さらに、今まで自由な放牧生活を送っていたあーこが、再び、放牧の時間があるとはいえ、多くの時間を馬房で過ごす生活に、馴染めるだろうか?
乗馬として乗って、ハードワークにならないだろうか?
様々な不安がありました。
再び、以前の心を病んだあーこに戻ってしまうのでは?
でも、もうこんなチャンスは2度と来ない。
あーこと再び前に進むためにも、このチャンスを逃してはならない。
馬房が空く理由は、なんとも不思議なものでした。
引退する馬の後に入る予定だった馬は、競走馬として生を受けた馬でした。
が、オーナーさんが「もう競走馬はいい、余生は穏やかに過ごしてほしい」と言い出して、育成にも行かず、母馬と共に養老牧場に置かれていたのです。

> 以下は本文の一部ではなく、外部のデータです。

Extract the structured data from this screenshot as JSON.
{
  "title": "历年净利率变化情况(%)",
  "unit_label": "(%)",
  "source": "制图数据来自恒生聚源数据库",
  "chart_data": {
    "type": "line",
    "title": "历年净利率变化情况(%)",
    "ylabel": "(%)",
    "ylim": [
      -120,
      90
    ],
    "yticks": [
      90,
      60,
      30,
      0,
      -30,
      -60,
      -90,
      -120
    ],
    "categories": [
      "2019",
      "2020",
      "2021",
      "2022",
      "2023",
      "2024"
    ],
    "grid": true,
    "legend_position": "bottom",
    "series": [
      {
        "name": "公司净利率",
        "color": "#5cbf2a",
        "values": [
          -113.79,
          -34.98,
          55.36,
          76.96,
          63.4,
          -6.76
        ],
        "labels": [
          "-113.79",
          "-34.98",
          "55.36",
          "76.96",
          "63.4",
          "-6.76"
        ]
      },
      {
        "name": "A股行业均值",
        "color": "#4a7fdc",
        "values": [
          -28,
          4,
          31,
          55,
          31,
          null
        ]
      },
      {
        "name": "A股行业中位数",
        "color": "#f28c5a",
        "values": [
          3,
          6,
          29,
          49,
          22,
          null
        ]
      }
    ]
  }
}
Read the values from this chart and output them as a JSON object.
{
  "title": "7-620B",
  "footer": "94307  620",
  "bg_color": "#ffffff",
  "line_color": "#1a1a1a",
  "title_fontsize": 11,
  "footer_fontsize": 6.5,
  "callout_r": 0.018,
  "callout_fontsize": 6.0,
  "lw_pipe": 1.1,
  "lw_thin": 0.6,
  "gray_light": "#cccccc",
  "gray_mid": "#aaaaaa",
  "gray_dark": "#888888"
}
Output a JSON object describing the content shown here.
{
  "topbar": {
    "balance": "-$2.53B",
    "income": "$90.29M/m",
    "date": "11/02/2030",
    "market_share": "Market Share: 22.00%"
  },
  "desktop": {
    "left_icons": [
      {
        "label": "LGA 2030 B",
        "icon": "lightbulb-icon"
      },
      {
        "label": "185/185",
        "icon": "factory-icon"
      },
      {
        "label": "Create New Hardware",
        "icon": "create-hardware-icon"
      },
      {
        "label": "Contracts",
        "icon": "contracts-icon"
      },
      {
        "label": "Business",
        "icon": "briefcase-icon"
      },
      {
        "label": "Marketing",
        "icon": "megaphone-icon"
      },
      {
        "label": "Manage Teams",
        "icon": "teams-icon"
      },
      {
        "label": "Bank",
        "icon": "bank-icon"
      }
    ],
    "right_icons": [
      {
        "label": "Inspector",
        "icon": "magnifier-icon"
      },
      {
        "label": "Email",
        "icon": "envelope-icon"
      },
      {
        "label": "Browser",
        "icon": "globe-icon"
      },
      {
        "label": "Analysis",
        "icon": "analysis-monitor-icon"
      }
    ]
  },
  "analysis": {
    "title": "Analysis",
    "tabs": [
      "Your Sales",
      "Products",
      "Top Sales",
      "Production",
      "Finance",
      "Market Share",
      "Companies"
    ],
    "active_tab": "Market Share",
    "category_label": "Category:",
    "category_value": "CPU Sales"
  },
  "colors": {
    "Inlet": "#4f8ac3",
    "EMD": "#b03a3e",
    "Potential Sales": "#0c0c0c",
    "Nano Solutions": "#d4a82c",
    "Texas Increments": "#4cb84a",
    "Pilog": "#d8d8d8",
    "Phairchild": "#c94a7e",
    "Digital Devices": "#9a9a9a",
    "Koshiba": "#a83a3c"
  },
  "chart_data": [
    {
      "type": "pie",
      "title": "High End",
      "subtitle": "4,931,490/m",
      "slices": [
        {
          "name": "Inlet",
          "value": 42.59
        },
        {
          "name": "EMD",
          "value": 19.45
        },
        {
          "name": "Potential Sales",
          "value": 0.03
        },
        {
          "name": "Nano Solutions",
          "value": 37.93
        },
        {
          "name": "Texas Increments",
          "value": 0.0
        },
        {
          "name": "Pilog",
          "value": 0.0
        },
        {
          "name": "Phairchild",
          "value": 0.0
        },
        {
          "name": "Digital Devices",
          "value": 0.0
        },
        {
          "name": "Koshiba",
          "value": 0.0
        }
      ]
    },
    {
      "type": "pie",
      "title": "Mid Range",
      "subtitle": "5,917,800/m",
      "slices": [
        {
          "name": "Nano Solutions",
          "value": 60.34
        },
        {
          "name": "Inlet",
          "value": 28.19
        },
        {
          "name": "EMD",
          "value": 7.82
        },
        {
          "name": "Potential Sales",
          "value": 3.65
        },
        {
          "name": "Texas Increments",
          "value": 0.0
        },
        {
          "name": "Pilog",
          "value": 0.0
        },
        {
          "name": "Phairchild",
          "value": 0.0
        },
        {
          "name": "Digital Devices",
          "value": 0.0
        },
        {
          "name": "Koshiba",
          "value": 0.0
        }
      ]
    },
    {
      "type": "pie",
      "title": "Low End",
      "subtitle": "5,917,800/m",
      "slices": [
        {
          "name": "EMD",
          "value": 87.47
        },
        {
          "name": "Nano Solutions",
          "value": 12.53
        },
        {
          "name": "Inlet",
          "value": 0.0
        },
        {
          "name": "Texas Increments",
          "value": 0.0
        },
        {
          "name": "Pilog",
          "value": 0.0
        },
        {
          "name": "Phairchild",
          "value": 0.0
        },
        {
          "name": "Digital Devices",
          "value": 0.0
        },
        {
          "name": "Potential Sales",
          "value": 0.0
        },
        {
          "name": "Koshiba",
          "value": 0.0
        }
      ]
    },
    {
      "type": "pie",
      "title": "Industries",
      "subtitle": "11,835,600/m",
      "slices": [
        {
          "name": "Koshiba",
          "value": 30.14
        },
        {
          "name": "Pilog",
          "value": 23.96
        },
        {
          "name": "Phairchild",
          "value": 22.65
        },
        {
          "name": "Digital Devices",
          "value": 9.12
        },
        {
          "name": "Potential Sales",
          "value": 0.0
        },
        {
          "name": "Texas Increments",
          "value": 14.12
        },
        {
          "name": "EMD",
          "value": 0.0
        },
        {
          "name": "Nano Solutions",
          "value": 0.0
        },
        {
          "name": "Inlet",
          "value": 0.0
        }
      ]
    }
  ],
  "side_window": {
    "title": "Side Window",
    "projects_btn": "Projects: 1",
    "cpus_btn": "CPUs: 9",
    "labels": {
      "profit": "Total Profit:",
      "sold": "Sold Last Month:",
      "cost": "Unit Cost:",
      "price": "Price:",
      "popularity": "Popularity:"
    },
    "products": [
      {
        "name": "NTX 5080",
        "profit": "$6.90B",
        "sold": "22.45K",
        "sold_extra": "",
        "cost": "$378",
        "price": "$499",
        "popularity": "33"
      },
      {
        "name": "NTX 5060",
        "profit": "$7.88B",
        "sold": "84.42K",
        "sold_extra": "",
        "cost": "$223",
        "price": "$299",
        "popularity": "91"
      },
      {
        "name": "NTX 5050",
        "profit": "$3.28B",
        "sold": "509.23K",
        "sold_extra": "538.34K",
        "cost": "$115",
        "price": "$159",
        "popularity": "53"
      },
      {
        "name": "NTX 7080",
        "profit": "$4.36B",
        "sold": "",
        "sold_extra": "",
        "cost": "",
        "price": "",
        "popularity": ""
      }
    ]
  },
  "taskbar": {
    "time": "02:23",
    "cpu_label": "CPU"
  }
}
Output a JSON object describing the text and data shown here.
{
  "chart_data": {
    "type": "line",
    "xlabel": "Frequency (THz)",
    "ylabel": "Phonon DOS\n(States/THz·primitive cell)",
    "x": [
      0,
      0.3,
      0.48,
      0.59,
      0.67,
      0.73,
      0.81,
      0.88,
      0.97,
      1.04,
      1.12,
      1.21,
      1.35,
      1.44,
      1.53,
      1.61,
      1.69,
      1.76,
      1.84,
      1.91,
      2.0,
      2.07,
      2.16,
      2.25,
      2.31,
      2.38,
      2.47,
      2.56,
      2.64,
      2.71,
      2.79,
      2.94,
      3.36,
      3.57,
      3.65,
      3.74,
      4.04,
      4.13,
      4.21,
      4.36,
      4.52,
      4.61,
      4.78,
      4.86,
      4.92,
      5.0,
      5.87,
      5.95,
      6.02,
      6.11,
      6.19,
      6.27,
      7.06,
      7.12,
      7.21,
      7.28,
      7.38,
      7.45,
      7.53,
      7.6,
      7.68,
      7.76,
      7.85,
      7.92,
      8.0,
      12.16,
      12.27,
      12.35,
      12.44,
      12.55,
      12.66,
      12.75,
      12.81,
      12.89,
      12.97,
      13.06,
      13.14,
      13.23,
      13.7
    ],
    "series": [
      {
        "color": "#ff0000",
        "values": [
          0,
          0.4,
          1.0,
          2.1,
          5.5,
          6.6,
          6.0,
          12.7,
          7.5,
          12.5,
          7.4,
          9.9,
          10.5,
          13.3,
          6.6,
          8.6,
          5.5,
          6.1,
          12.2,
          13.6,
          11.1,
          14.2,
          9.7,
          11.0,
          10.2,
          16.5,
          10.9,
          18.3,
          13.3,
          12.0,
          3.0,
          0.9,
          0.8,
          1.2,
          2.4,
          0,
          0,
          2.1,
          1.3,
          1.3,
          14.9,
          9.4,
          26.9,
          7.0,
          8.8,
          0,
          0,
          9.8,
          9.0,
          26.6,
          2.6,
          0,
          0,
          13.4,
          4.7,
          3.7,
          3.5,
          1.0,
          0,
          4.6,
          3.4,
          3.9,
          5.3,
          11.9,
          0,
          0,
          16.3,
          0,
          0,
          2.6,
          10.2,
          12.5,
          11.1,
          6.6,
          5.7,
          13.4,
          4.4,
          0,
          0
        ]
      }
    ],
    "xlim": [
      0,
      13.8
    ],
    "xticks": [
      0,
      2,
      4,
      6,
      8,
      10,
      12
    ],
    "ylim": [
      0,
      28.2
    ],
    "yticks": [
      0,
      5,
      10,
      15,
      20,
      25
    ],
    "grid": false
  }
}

最低限の人の手しか入っていない馬を、今度は孫に乗せたいと言い出し、バリバリ新馬をなんともできない養老牧場は、乗馬クラブにその馬を入れて調教してもらうことにした、ところがやはりオーナーさんが、乗馬クラブに入れるのは嫌だ、と言い出して、キャンセルとなったらしいのです。
また聞きで繋いだ情報を勝手に推測しての話なので、正確ではないかも知れませんが……まぁ、なんとも、馬は人の気持ちに振り回されてしまうというか、ちょっとかわいそうではあります。
自然の中でのびのび育てば、優しい従順な馬に育つ……そう信じている人は多いです。
でも、その中でも、人との関わりや付き合い方を学ばなければ、手のつけられない野生馬になってしまう、馬を扱う人の努力があってこそ、なのです。
その仔馬の将来を思えば、なんだか不安しかないのですが、それはそれ、とりあえず、あーこのためにはいい方向に転んだのでした。